Vous n’avez pas le temps ou l’envie de manger un fruit, alors vous optez pour un jus, pensant respecter religieusement le célèbre conseil du Programme national nutrition santé (PNNS), «manger cinq fruits et légumes par jour». Fausse bonne idée. Même s’il est fait maison, un jus n’apporte pas les mêmes bienfaits que l’aliment dans son état brut. Et souvent, le jus de fruits, notamment industriel, est tout autant voire plus sucré qu’un soda.
Une étude américaine, publiée en mai 2019 dans la revue Jama Network Open, indique ainsi que boire plus d’un verre par jour peut nous nuire. Les chercheurs ont observé qu’une consommation de deux verres supplémentaires est associée à une augmentation de 11% de la mortalité. Alors que ces travaux confirment les recommandations actuelles de Santé Publique France, on vous explique pourquoi il est essentiel de consommer les jus de fruits avec grande, très grande modération.

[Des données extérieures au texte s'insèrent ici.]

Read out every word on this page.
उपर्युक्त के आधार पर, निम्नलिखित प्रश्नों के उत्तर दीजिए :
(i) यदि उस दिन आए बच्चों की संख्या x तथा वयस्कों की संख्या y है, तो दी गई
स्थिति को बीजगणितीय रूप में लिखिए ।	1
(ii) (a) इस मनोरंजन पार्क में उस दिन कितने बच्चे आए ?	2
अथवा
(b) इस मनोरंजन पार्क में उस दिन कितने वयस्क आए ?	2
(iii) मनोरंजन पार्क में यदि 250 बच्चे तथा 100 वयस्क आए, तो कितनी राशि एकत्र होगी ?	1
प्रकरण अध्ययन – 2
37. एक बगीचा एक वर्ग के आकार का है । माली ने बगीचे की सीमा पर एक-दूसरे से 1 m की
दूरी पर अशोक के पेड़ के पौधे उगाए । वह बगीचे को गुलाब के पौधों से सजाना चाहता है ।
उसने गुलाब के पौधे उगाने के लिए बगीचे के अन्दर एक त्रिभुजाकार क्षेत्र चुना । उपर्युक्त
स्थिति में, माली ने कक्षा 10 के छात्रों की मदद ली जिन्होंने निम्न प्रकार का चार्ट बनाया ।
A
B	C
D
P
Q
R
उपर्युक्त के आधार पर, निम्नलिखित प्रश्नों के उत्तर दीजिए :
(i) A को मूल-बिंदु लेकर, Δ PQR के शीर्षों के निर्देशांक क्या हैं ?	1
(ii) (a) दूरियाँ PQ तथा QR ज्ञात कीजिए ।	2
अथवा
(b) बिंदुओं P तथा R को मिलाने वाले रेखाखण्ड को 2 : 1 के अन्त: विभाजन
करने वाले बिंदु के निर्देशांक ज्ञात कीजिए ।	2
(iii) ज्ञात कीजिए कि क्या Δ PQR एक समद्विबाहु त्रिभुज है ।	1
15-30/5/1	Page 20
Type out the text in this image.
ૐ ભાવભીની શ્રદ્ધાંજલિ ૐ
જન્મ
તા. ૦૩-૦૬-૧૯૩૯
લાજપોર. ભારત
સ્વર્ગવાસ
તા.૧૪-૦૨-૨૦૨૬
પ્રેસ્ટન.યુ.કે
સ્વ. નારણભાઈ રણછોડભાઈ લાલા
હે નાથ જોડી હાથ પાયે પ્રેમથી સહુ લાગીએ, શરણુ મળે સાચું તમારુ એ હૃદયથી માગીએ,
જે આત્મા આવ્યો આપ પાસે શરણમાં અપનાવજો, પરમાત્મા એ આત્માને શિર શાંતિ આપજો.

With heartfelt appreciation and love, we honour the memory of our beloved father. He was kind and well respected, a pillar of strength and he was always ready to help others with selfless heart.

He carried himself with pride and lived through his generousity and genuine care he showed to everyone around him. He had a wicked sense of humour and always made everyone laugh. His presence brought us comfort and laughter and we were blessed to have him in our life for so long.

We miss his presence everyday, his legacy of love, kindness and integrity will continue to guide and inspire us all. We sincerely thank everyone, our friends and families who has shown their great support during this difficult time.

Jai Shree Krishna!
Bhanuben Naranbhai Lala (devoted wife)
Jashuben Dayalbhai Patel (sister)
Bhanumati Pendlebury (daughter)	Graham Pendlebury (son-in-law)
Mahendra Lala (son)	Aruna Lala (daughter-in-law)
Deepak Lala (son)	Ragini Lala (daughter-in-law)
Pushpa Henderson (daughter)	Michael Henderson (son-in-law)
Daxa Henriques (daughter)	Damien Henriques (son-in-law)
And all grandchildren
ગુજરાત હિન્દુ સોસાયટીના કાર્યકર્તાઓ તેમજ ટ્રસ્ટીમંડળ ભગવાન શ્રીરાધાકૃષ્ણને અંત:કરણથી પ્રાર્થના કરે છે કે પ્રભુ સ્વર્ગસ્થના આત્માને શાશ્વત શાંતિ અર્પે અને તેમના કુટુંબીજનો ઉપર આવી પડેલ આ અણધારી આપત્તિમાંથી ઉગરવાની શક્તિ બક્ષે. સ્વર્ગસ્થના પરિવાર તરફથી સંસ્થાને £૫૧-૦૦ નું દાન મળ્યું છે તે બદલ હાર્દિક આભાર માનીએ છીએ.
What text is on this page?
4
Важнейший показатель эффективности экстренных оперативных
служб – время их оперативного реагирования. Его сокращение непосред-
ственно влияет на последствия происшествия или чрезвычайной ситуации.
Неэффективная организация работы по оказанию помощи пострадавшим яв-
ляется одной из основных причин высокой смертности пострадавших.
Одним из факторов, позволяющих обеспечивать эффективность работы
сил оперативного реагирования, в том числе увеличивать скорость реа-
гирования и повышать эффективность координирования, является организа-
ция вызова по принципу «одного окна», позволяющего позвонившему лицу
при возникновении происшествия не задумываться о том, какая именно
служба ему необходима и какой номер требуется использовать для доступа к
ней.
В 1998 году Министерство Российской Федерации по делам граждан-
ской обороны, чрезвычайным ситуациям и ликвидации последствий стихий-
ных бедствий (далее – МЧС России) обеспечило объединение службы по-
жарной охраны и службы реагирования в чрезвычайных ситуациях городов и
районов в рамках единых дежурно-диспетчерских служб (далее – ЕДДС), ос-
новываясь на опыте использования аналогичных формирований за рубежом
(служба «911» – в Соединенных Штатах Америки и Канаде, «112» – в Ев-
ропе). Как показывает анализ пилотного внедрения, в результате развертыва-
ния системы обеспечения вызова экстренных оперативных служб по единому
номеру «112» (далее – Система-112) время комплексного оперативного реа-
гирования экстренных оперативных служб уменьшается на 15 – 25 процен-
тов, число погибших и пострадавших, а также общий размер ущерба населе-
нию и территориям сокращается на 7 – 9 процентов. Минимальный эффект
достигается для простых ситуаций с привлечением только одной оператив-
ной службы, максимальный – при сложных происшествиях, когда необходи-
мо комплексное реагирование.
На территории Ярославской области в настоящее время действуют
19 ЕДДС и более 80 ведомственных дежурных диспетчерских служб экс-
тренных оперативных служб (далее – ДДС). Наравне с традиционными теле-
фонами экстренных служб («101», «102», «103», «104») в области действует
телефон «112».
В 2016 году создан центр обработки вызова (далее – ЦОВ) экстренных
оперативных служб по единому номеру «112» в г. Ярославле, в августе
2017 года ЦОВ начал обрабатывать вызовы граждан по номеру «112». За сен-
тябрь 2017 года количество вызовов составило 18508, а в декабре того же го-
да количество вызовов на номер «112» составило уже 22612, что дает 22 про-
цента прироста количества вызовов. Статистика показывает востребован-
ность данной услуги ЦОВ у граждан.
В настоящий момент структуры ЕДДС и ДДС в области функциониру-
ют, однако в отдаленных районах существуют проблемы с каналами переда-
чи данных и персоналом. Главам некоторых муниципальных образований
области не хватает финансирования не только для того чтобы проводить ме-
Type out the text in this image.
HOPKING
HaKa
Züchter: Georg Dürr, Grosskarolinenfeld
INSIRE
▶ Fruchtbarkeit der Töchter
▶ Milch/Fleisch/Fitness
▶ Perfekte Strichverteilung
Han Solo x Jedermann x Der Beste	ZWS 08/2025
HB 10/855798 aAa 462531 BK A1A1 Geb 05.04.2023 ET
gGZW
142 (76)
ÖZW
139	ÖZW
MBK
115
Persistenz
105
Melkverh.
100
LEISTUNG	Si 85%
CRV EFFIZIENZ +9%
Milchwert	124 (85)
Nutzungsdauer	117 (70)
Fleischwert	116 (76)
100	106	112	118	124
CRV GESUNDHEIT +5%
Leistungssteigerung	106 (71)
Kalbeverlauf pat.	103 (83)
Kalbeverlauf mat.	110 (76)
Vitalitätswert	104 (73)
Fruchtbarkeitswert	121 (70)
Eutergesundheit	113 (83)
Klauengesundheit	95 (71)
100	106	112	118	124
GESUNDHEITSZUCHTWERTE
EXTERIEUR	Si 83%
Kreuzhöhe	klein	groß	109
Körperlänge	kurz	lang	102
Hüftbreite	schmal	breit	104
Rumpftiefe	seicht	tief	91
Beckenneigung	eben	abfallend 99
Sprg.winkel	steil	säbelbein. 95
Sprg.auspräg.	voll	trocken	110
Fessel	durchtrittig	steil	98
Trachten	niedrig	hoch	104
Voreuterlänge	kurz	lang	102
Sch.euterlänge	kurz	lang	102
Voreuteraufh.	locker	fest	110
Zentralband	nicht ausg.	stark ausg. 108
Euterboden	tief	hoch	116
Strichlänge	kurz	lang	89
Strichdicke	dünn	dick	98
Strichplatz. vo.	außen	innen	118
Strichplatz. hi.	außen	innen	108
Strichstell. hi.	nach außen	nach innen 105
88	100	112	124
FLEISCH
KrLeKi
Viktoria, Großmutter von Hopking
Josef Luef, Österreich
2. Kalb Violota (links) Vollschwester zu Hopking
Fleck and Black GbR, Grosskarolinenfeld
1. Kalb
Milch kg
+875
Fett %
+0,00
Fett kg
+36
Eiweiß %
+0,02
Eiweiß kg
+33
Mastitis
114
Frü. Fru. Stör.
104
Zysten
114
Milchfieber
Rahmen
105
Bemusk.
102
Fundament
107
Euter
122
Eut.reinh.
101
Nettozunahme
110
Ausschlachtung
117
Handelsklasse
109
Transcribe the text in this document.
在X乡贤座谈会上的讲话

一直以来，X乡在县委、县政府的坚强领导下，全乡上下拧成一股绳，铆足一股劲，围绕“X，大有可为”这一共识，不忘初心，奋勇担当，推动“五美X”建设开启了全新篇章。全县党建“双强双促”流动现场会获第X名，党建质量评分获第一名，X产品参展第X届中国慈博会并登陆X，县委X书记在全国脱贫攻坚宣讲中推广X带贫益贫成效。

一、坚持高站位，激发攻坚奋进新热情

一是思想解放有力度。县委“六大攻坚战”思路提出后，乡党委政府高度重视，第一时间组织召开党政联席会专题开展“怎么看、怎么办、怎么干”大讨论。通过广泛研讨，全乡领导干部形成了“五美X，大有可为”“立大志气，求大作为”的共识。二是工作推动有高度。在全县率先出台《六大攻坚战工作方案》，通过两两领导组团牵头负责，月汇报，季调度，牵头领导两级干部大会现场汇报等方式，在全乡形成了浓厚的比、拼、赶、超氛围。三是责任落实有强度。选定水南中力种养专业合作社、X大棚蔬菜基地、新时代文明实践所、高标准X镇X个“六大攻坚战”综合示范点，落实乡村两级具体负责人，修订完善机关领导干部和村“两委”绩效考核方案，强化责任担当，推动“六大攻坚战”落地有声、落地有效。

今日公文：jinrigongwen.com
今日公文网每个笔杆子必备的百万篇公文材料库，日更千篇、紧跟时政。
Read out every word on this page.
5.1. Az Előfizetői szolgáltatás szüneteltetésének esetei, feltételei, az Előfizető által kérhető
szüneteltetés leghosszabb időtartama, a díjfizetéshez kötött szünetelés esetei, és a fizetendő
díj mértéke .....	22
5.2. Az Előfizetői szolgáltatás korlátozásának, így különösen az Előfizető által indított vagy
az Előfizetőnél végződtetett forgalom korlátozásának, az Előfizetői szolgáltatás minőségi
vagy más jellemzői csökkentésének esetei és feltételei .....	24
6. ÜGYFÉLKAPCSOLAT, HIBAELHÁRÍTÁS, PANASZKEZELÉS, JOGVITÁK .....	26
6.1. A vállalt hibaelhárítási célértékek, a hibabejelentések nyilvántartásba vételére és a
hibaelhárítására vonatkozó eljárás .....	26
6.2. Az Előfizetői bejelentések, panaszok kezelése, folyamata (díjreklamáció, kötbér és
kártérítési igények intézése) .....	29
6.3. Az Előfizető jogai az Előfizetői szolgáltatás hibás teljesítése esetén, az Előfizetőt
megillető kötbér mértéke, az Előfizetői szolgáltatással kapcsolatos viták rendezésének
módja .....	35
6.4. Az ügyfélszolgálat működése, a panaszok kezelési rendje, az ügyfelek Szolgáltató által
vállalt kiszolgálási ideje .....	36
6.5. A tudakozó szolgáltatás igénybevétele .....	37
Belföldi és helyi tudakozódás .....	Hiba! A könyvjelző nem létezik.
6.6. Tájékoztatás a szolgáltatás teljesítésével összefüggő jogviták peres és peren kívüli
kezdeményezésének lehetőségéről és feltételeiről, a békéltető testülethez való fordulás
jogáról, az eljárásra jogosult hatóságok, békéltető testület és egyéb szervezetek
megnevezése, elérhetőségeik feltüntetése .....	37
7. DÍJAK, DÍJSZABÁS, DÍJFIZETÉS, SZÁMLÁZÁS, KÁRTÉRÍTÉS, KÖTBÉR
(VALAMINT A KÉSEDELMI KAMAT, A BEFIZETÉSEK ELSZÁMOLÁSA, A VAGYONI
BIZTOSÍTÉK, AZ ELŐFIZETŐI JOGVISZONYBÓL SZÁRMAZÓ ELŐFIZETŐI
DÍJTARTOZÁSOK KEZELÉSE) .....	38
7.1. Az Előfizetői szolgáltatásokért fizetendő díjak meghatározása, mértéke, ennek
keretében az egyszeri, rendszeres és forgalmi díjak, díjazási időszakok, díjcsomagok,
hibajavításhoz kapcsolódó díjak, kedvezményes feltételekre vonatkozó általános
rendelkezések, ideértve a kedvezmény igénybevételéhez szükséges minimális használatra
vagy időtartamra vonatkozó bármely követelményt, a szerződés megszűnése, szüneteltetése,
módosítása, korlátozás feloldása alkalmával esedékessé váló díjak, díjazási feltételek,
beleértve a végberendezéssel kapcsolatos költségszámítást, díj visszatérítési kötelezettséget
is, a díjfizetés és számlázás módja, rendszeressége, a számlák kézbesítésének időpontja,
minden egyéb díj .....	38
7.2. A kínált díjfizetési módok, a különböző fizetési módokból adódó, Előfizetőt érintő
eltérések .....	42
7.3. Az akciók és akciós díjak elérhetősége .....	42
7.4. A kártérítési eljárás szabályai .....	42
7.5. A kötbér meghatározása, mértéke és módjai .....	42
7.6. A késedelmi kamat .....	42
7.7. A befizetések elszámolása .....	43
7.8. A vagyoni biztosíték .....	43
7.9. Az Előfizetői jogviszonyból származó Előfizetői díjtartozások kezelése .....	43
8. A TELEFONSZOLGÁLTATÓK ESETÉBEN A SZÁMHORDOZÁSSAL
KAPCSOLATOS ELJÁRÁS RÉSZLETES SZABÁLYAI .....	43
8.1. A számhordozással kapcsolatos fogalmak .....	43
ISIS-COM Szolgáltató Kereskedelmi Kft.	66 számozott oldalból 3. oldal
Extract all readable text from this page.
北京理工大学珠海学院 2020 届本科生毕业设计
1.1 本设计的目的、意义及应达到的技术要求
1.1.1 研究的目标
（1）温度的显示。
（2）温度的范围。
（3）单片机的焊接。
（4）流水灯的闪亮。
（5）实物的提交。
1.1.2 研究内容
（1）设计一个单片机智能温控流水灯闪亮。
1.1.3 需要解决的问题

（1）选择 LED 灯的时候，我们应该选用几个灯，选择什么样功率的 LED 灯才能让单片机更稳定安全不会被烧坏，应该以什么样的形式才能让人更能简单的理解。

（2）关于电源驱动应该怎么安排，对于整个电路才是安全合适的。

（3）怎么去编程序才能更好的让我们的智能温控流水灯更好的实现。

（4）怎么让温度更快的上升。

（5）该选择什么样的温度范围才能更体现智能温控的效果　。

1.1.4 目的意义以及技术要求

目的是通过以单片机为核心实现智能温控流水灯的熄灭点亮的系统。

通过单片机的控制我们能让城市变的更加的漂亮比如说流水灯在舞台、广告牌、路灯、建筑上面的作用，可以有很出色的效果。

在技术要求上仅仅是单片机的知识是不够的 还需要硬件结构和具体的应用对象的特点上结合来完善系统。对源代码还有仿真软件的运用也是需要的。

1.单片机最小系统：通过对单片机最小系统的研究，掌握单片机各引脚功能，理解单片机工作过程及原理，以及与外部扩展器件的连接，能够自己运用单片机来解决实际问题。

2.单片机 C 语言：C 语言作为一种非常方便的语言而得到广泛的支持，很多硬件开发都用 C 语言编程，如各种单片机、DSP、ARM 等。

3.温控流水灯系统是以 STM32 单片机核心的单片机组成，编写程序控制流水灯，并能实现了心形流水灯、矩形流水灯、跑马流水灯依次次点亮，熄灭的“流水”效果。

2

Une grande partie des bénéfices du fruit en moins
Un fruit est riche en vitamines, en minéraux, en fructose et en fibres. Lorsqu’il est transformé en jus, il perd une majorité de ses apports nutritionnels, essentiels à l’organisme. «La plus grande perte concerne les fibres, qui contribuent au bon fonctionnement du transit intestinal, stimulent son immunité, et éliminent une partie du cholestérol. Les fibres contiennent également des polyphénols (des antioxydants) nécessaires au système cardio-vasculaire, ainsi que des caroténoïdes (des antioxydants également)», informe le Dr Philippe Pouillart, enseignant chercheur en pratique culinaire et santé à l’Institut polytechnique UniLaSalle à Beauvais.
Dans notre verre, il reste alors de l’eau, une grande quantité de sucre et quelques vitamines et minéraux. Mais ces deux derniers sont rapidement évaporés par l’oxydation si le jus n’est pas consommé dans la foulée. «Même s’il s’agit d’un jus frais fait maison, il faut le boire dans l’heure qui suit sinon il ne restera que du sucre», commente le Dr Pouillart.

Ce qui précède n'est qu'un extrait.